This lesson plan’s activities are based on Teaching Idea #1: The Interplay of Structure and Mood for the short story “The Trapped Boy.”
Length: 1-2 50-minute class sessions
Grade Levels: 10th-early college
Subject: ELA
Standards Addressed: Common Core Anchor Standards for Reading: 1, 2, 3, 5, 6, 9, 10; for Writing: 1, 3, 4, 9, 10
New York State (NYS) 2017 Reading Anchor Standards: 1, 2, 3, 5, 6, 9
NYS Writing Anchor Standards: 1, 3, 4, 7
NYS Speaking and Listening Anchor Standards: 1, 2, 4
Rationale and discussion: In “The Trapped Boy,” the author’s structural choices create a mood of disorientation. The story is, thus, an excellent opportunity to engage students in productive struggle with a complex, compelling text.
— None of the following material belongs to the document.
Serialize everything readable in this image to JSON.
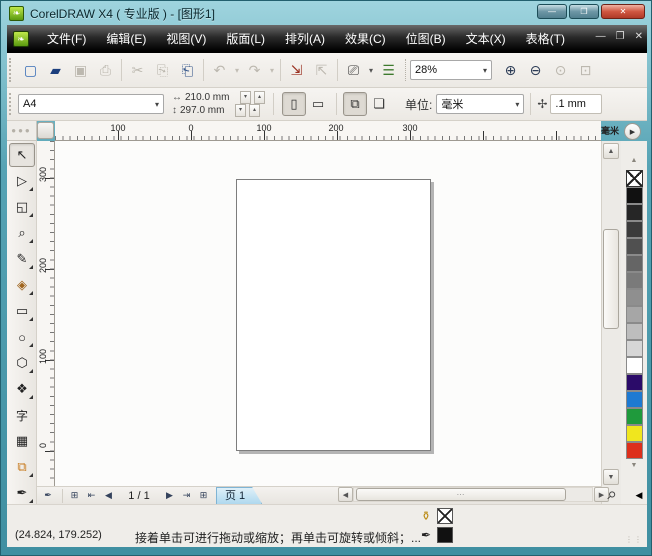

The story’s structure is inverted: the beginning of the story reverses to form the end. The first sentence is also the last sentence; the second sentence is the second-to-last sentence, and so on. The beginning and the ending meet in the middle, separated by the sentence: “Just like the sounds I made, when they beat me.” (If this is confounding, try printing out the story and marking the matching initial and final sentences.)
Upon first reading “The Trapped Boy,” students may make comments like, “There’s something wrong with the story.” That sense of wrongness is, in fact, a mood that the author has carefully established. The repetitions and reversals create a sense of being trapped, of uncertainty and hopelessness—which are also the emotions of the story’s protagonist.
Objectives:
Students will:
- Identify the author’s structural choices
- Examine the ways in which those structural choices influence the reader’s experience and reflect the narrator’s state of mind
Materials:
All available online:
- “The Trapped Boy“
- “The Tyger,” by William Blake (Optional; see “Possible Extension” below.)
Activities:
- Read the story aloud as students follow along with the text, marking passages that seem particularly emotionally resonant, to spark emotions in the reader. Estimated time: 5-10 minutes.
- In small groups, students identify, note, and discuss their immediate emotional responses to the story, using the passages they marked. (Their answers will probably include some expressions of confusion.) 10-15 minutes.
- A speaker in each group shares a summary of their responses with the class. 5-10 minutes.
- Still in their groups, students attempt to figure out the story’s unusual structure. You may tell them “there’s a trick” to this structure, and that the repetitions are an important clue. As a further hint, you might suggest students try numbering the sentences in the story. 5-10 minutes.
- Once students have identified the story’s unusual structure, ask them why the author might have chosen it. “What kind of mood does it create?” In discussing this question, students can refer to their notes from 2. above. 5-10 minutes.
- Have students return to the individual sentences and passages they marked, select one that seems especially significant, and prepare to present a poster and/or discussion of its emotional resonance and meaning for the class. (A poster might include the sentence or passage in the center, surrounded by words describing the reader’s emotional response.) 10-15 minutes.
- Student groups make their presentations and answer questions from peers. 15-20 minutes.
Possible Extension
Have students compare this story to William Blake’s “The Tyger,” another work of “fearful symmetry.” (Also available in the Playlist tab next to the story.)
Like “The Trapped Boy,” Blake’s poem uses structure to create an atmosphere of terror. However, there is a key difference: the poem’s disorientation is a response not to chaos but to order, to the perfect formation of a terrifying creature.
Potential Assignments
- Fiction: Write a short story that uses repetition or other structural elements to reflect the main character’s mood.
- Essay: What is the one sentence that is not repeated in the story? What is the significance of that particular sentence?
- Essay 2: In terms of the reader’s experience, what are the benefits and drawbacks of this story’s unusual structure? Do you think it is ultimately successful? Why or why not?
- Essay 3: Compare fear in “The Trapped Boy” and William Blake’s “The Tyger.” What is the object of the fear, and how does each author create an atmosphere of threat?